Stop Talking, Start Influencing (Paperback)

12 Insights From Brain Science to Make Your Message Stick

By MEd Horvath PhD, Jared Cooney

Exisle Publishing, 9781925335903, 304pp.

Publication Date: March 12, 2019

List Price: 24.99*
* Individual store prices may vary.

Description

Love it or hate it, we are all teachers. Whether walking clients through a new program, guiding an audience through a novel proposition, or helping our children to kick a soccer ball, nearly every day we work to disseminate knowledge and wisdom to others. The problem is that very few of us have ever been taught how to teach!
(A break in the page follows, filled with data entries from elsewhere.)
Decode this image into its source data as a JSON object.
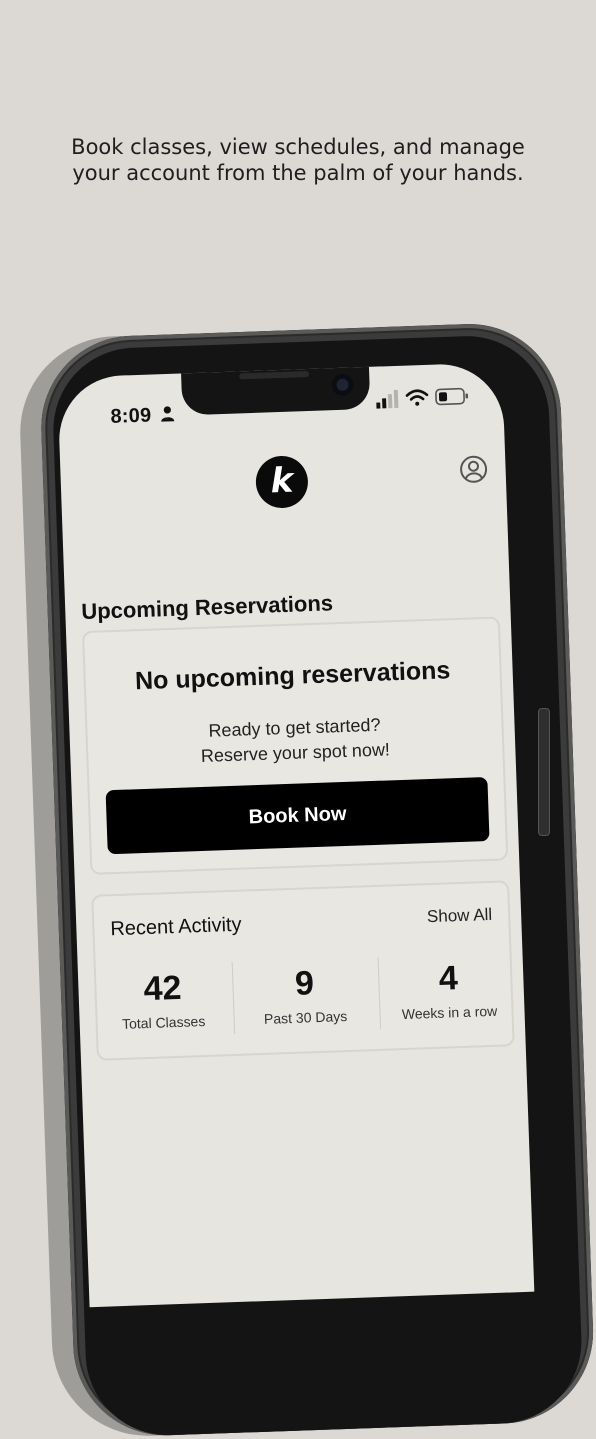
{
  "tagline": {
    "line1": "Book classes, view schedules, and manage",
    "line2": "your account from the palm of your hands."
  },
  "status_bar": {
    "time": "8:09"
  },
  "header": {
    "logo_letter": "k",
    "profile_icon": "person-circle-icon"
  },
  "reservations": {
    "section_title": "Upcoming Reservations",
    "empty_title": "No upcoming reservations",
    "empty_line1": "Ready to get started?",
    "empty_line2": "Reserve your spot now!",
    "button_label": "Book Now"
  },
  "activity": {
    "title": "Recent Activity",
    "show_all": "Show All",
    "stats": [
      {
        "value": "42",
        "label": "Total Classes"
      },
      {
        "value": "9",
        "label": "Past 30 Days"
      },
      {
        "value": "4",
        "label": "Weeks in a row"
      }
    ]
  },
  "colors": {
    "background": "#dcd8d4",
    "screen": "#e7e5e0",
    "button": "#000000"
  }
}
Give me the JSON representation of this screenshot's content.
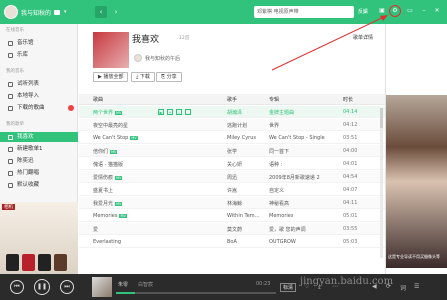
{
  "header": {
    "user_name": "我与知秋的",
    "search_placeholder": "邓紫棋 电视原声带",
    "feedback": "反馈",
    "settings_icon": "gear-icon",
    "accent": "#31c27c"
  },
  "sidebar": {
    "section_online": "在线音乐",
    "online_items": [
      {
        "label": "音乐馆"
      },
      {
        "label": "乐库"
      }
    ],
    "section_mine": "我的音乐",
    "mine_items": [
      {
        "label": "试听列表"
      },
      {
        "label": "本地导入"
      },
      {
        "label": "下载的歌曲"
      }
    ],
    "section_lists": "我的歌单",
    "list_items": [
      {
        "label": "我喜欢"
      },
      {
        "label": "新建歌单1"
      },
      {
        "label": "陈奕迅"
      },
      {
        "label": "热门翻唱"
      },
      {
        "label": "默认收藏"
      }
    ],
    "ad_label": "相机"
  },
  "playlist": {
    "title": "我喜欢",
    "count": "12首",
    "owner": "我与知秋的午后",
    "detail_link": "歌单详情",
    "play_all": "播放全部",
    "download": "下载",
    "share": "分享"
  },
  "table": {
    "headers": {
      "song": "歌曲",
      "artist": "歌手",
      "album": "专辑",
      "duration": "时长"
    },
    "rows": [
      {
        "song": "两个世界",
        "mv": true,
        "artist": "胡瀚泽",
        "album": "金牌主题曲",
        "duration": "04:14"
      },
      {
        "song": "夜空中最亮的星",
        "mv": false,
        "artist": "逃跑计划",
        "album": "世界",
        "duration": "04:12"
      },
      {
        "song": "We Can't Stop",
        "mv": true,
        "artist": "Miley Cyrus",
        "album": "We Can't Stop - Single",
        "duration": "03:51"
      },
      {
        "song": "倍你们",
        "mv": true,
        "artist": "张学",
        "album": "同一首下",
        "duration": "04:00"
      },
      {
        "song": "傀语 - 猫猫版",
        "mv": false,
        "artist": "关心妍",
        "album": "语种 :",
        "duration": "04:01"
      },
      {
        "song": "爱情伤痕",
        "mv": true,
        "artist": "周迅",
        "album": "2009年8月新歌速递 2",
        "duration": "04:54"
      },
      {
        "song": "盛夏书上",
        "mv": false,
        "artist": "许嵩",
        "album": "自定义",
        "duration": "04:07"
      },
      {
        "song": "我爱月光",
        "mv": true,
        "artist": "林海鲸",
        "album": "神秘看高",
        "duration": "04:11"
      },
      {
        "song": "Memories",
        "mv": true,
        "artist": "Within Tem...",
        "album": "Memories",
        "duration": "05:01"
      },
      {
        "song": "爱",
        "mv": false,
        "artist": "莫文蔚",
        "album": "爱，歌 您的声调",
        "duration": "03:55"
      },
      {
        "song": "Everlasting",
        "mv": false,
        "artist": "BoA",
        "album": "OUTGROW",
        "duration": "05:03"
      }
    ]
  },
  "player": {
    "song": "朱零",
    "artist": "白智宸",
    "time": "00:23",
    "quality": "标清",
    "progress": 0.12
  },
  "ad": {
    "caption": "这是专业导读不用买摄像头等"
  },
  "watermark": "jingyan.baidu.com"
}
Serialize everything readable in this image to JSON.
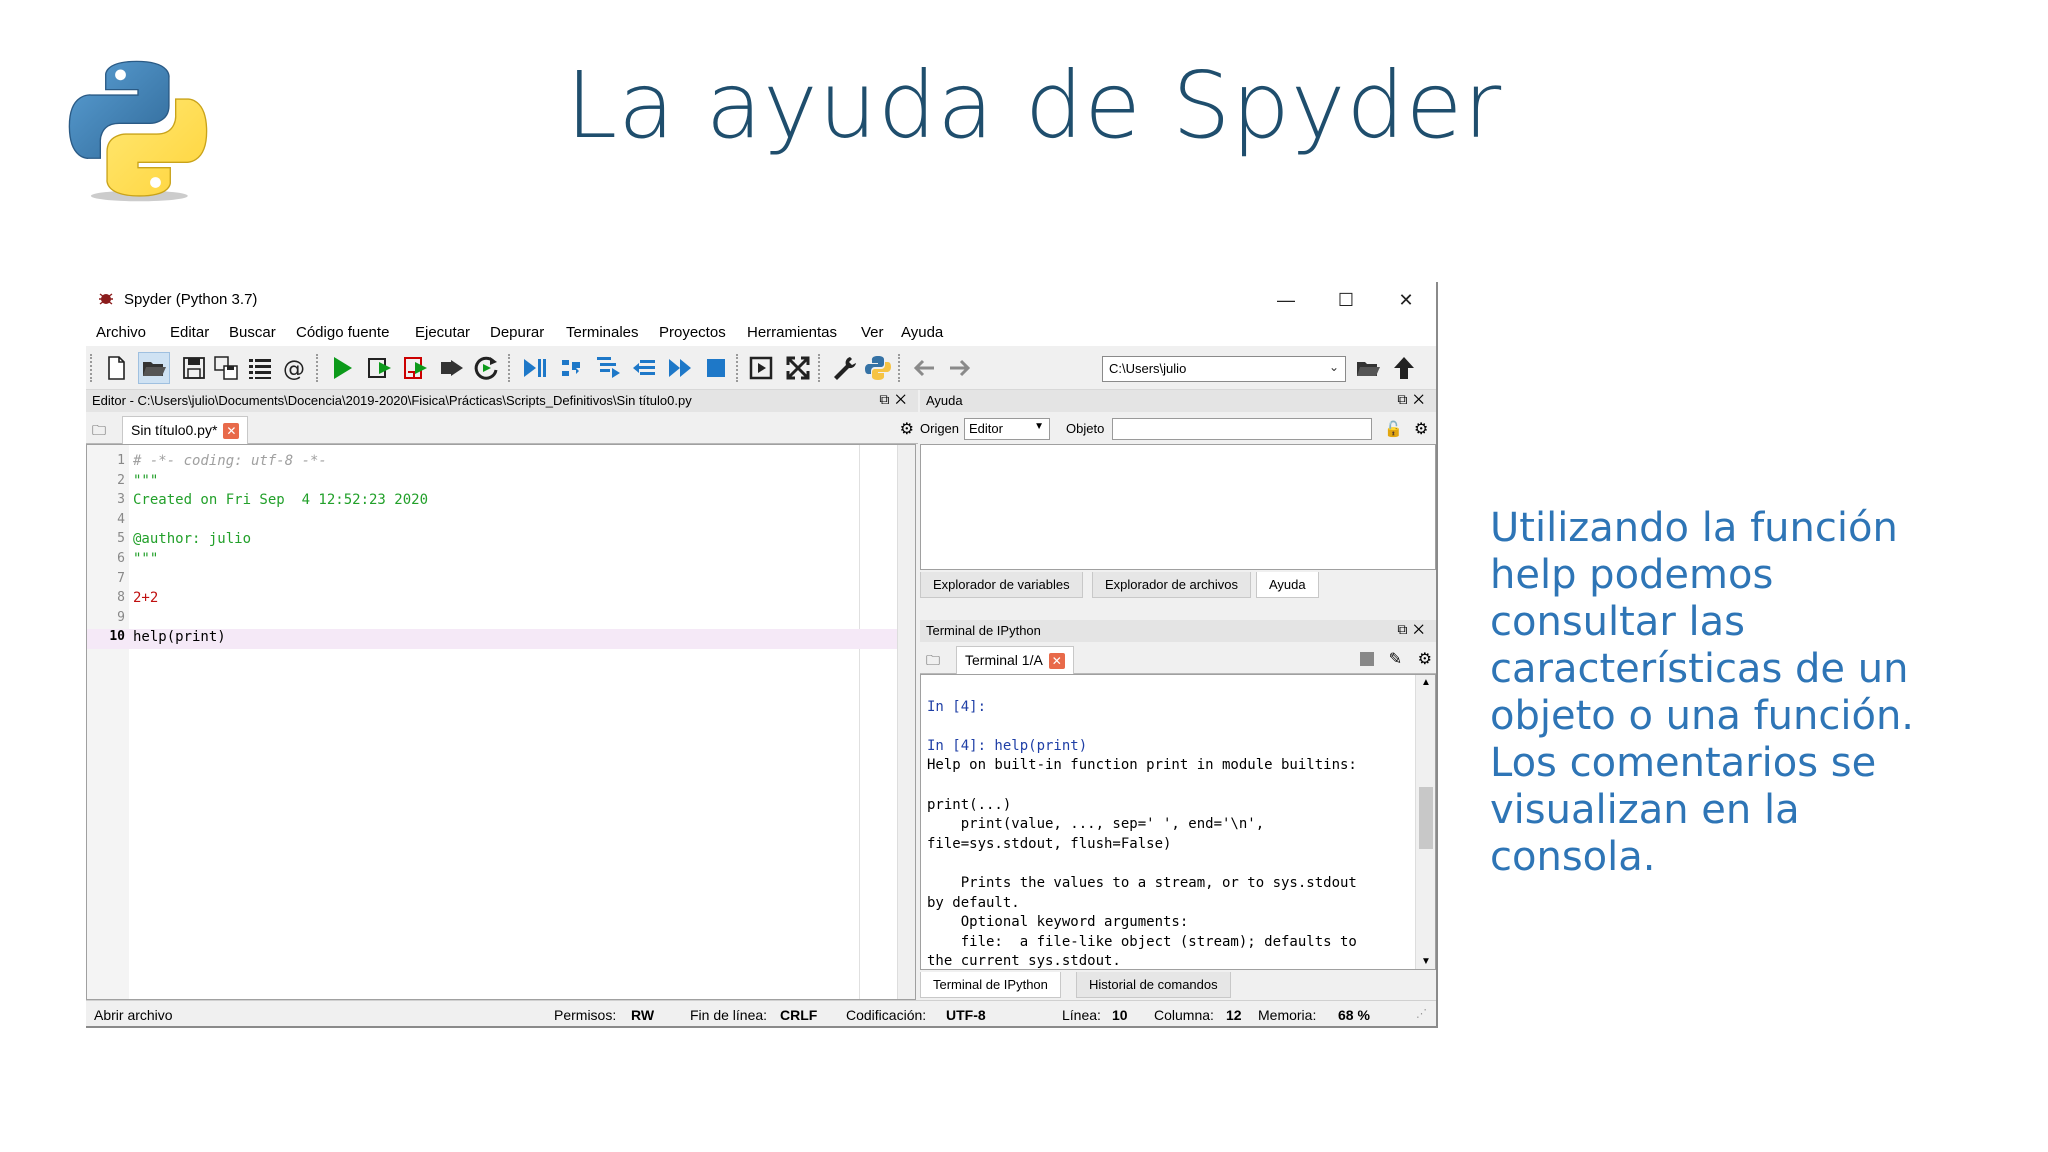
{
  "slide": {
    "title": "La ayuda de Spyder",
    "side_text": [
      "Utilizando la función",
      "help podemos",
      "consultar las",
      "características de un",
      "objeto o una función.",
      "Los comentarios se",
      "visualizan en la",
      "consola."
    ]
  },
  "window": {
    "title": "Spyder (Python 3.7)",
    "minimize": "—",
    "maximize": "☐",
    "close": "✕"
  },
  "menu": [
    "Archivo",
    "Editar",
    "Buscar",
    "Código fuente",
    "Ejecutar",
    "Depurar",
    "Terminales",
    "Proyectos",
    "Herramientas",
    "Ver",
    "Ayuda"
  ],
  "toolbar": {
    "path": "C:\\Users\\julio",
    "icons": [
      "new-file-icon",
      "open-file-icon",
      "save-icon",
      "save-all-icon",
      "list-icon",
      "at-icon",
      "run-icon",
      "run-cell-icon",
      "run-cell-advance-icon",
      "run-selection-icon",
      "rerun-icon",
      "debug-icon",
      "step-icon",
      "step-into-icon",
      "step-return-icon",
      "continue-icon",
      "stop-icon",
      "maximize-pane-icon",
      "fullscreen-icon",
      "preferences-icon",
      "python-path-icon",
      "back-icon",
      "forward-icon",
      "browse-folder-icon",
      "parent-dir-icon"
    ]
  },
  "editor": {
    "header": "Editor - C:\\Users\\julio\\Documents\\Docencia\\2019-2020\\Fisica\\Prácticas\\Scripts_Definitivos\\Sin título0.py",
    "tab": "Sin título0.py*",
    "lines": [
      {
        "n": "1",
        "text": "# -*- coding: utf-8 -*-"
      },
      {
        "n": "2",
        "text": "\"\"\""
      },
      {
        "n": "3",
        "text": "Created on Fri Sep  4 12:52:23 2020"
      },
      {
        "n": "4",
        "text": ""
      },
      {
        "n": "5",
        "text": "@author: julio"
      },
      {
        "n": "6",
        "text": "\"\"\""
      },
      {
        "n": "7",
        "text": ""
      },
      {
        "n": "8",
        "text": "2+2"
      },
      {
        "n": "9",
        "text": ""
      },
      {
        "n": "10",
        "text": "help(print)"
      }
    ]
  },
  "help": {
    "header": "Ayuda",
    "origin_label": "Origen",
    "origin_value": "Editor",
    "object_label": "Objeto",
    "object_value": "",
    "tabs": [
      "Explorador de variables",
      "Explorador de archivos",
      "Ayuda"
    ]
  },
  "console": {
    "header": "Terminal de IPython",
    "tab": "Terminal 1/A",
    "lines": [
      "",
      "In [4]:",
      "",
      "In [4]: help(print)",
      "Help on built-in function print in module builtins:",
      "",
      "print(...)",
      "    print(value, ..., sep=' ', end='\\n',",
      "file=sys.stdout, flush=False)",
      "",
      "    Prints the values to a stream, or to sys.stdout",
      "by default.",
      "    Optional keyword arguments:",
      "    file:  a file-like object (stream); defaults to",
      "the current sys.stdout."
    ],
    "bottom_tabs": [
      "Terminal de IPython",
      "Historial de comandos"
    ]
  },
  "status": {
    "message": "Abrir archivo",
    "permissions_label": "Permisos:",
    "permissions_value": "RW",
    "eol_label": "Fin de línea:",
    "eol_value": "CRLF",
    "encoding_label": "Codificación:",
    "encoding_value": "UTF-8",
    "line_label": "Línea:",
    "line_value": "10",
    "column_label": "Columna:",
    "column_value": "12",
    "memory_label": "Memoria:",
    "memory_value": "68 %"
  }
}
Drawing on Jared Cooney Horvath's nearly 15 years of experience conducting brain research at prominent universities, teaching students from 10 to 80 years of age, and working closely with organizations and schools across 4 continents, Stop Talking, Start Influencing outlines 12 scientific principles of how people learn. The result is a book that shows readers how to impart their knowledge to others in a manner that sticks with and truly influences them - regardless of the situation or circumstance. For every business leader sick of repeating themselves ad nauseam to colleagues and clients, for every coach tired of endlessly drilling athletes without seeing meaningful improvement, for every entrepreneur who's had enough of pouring their heart into presentations only to see no lasting impact among the audience ... it’s time to stop talking and start influencing!


About the Author

Jared Cooney Horvath PhD, MEd, is a neuroscientist and educator with expertise in human learning, memory, and brain stimulation. He has conducted research and lectured at Harvard University, Harvard Medical School, the University of Melbourne and over 50 international schools.  Jared currently serves as director of the Science of Learning Group and NeuroEducation, two teams dedicated to bringing the latest in brain and behavioural research to education and business alike. His work has been featured in numerous popular publications (including the New Yorker, the Economist, the Atlantic, the New York Times, Scientific American, New Scientist, WIRED, VICE, and Men’s Journal) as well as television and radio programs (including NOVA: Science Now and Catalyst).